ひるごはん
昼休みの開始を告げるチャイムが鳴ると、我が校では全校対抗バーリトゥードのデッドレースが開始される。
何ということはない。
学食と購買で目当ての昼食にありつくべく、食べ盛り育ち盛りの少年少女が我先にと走り出すのだ。
かくいう私も、つい先日まではその命がけのレースでシノギを削っていた一人なのだが……
前後左右を見回し、知り合いがいないことを確認して鞄から地味なハンカチで包まれた物体Aを取り出し、
「おや、今日はお弁当かい?」
いつの間にか脇に立っていた友人に、まんまと目撃されていた。
「……どこから生えてきたのよアンタは」
「おや、心外だな。君が珍しく昼休みでスタートダッシュをかけないから、友人として体調が心配になってね。机の影に隠れて様子を見ていただけだ」
「その心は」
「面白そうだから様子を見ていたら予想以上の成果で快哉を叫びたい心境」
最低ですねアンタ。
「昼休みの購買戦線に参加しないということから、そこの包みの中身は弁当だと推測される。さらに、君の家は今、ご両親が旅行に出ていると聞いた。まさか君が自分で弁当を作れるとは思わないから、おのずと導き出される結論は一つ。愛妻弁当だな」
鬼の首でも取ったりという様子でご高説を披露してくる友人。
悪い子ではないのだが、嬉々として人の食糧事情に首を突っ込むのはやめてほしい。
「はいはい。さっさと食事しないと後輩クンと対戦する時間がなくなるわよ?」
「む。つまらんな。こう、照れたりムキになって否定したり、そういう可愛げはないのか、君には」
「ありません。というか、アレは単なるお隣さんであります」
「ほほう、単なるお隣さんねえ」
どうやら向こうも今日は昼食持参であるらしい。
コンビニのサンドイッチに紅茶のパックという、意外と庶民的な友人のメニューを見つつ、お弁当箱の蓋を開ける。
柔らかく盛られたゆかりご飯、玉子焼きにシャケ、きんぴらごぼうに青菜のお漬物。
うら若き乙女の弁当にしてはあまりにも地味な内容であるが、まあ、作ってもらっている身なので文句は言えない。
「手の込んだ弁当だね。

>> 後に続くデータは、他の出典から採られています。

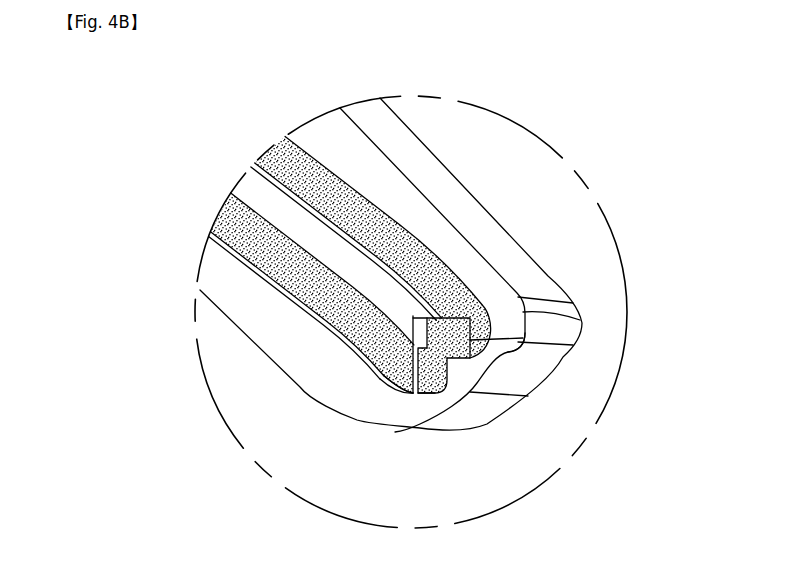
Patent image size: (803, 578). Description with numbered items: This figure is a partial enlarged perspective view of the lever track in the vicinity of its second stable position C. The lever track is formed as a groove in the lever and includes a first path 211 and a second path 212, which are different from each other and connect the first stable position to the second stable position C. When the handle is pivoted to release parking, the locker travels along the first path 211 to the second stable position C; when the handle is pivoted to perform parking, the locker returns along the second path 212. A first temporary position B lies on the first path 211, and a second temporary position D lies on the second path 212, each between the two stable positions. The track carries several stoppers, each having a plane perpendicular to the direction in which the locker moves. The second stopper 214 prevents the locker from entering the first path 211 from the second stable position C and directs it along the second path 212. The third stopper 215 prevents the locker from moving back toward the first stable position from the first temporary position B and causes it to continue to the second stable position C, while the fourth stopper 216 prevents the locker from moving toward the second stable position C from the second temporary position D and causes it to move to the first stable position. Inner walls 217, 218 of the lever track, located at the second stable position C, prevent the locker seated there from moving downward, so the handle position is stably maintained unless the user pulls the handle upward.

The first path 211 is at (320, 247).
The second path 212 is at (348, 196).
The second stopper 214 is at (480, 366).
The third stopper 215 is at (397, 393).
The fourth stopper 216 is at (512, 342).
The inner wall 217 is at (392, 346).
The inner wall 218 is at (442, 317).
The first temporary position B is at (432, 395).
The second stable position C is at (500, 342).
The second temporary position D is at (580, 320).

少なからず栄養も考えているようだ」
「とか言いつつ、箸を伸ばすなこの欠食児童っ。これは私の既得権益だから、例え親友とて米粒の一粒たりとも譲らんのです。あと、愛とかないから。腐れ縁。英語で言うとチェーンサークル。むしろ哀。もしくは藍。ゆかりご飯的な意味で」
「ただの腐れ縁がわざわざ早起きをしてお隣さんのために朝食、夕食、あまつさえ弁当さえ作ってくれると。どんな漫画や三文小説の世界だそれは」
そんなことを言われても、事実なのだからどうしようもない。
自分とこの弁当の作り主の関係を形容するのに、腐れ縁以外のどんな言葉があるというのだ。
一時期は友人だった。けれど、今はというと疑問符がつく。
小学校の高学年、男女がそれぞればらばらに遊び始める時期に、その例に漏れず私たちの距離も自然と離れてしまった。
幼馴染という響きにもしっくりくるものがなくて、抵抗がある。
お隣同士。これまでもそうだったし、これからもそうであるだろう、感情に関係なく存在する関係性。
それがやっぱり一番ぴったり来る気がする。
わかっている。それがとても卑怯な結論だってことは。
卑怯者の私には、真っ直ぐ、迷いなく気持ちを貫く目の前の友人が、とても眩しい。
「まあ、君達には君達なりのしがらみがあるんだろうし、私はただ親友の幸せを願うだけだが。さあ、そろそろ食べるとしようか」
ぱん、と手を合わせた彼女に合わせて、こちらも手を合わせて目を閉じる。
そう。考え事は、いただきますの直前まで。
ご飯はじっくり集中して、しっかりゆっくりいただきます。それが私がお隣さんと結んだ、昔からのルール。
口に運んだ玉子焼きの出汁の味と甘みに、思わず頬が緩んでしまう。
なんて単純で現金なんだろうか。情けなくなるが、自然にそうなってしまうのだから仕方が無い。
「なるほど、そんな顔をしてくれる相手になら、私も弁当の一つ、作ってやりたくも……ふむ、なるほど。その手があったか」
「うるさい。昼ごはんは静かに食べる!」
「はは、もう食事の邪魔はしないよ」
ああもう、色々と言いたいことはあるが、仕方ない。
それが吹き飛んでしまうくらい、アレの料理は反則級なのだ。
さすがに、これだけギブがある以上、テイクも返してやらないかなあと思いつつ、私はきんぴらごぼうに箸を伸ばした。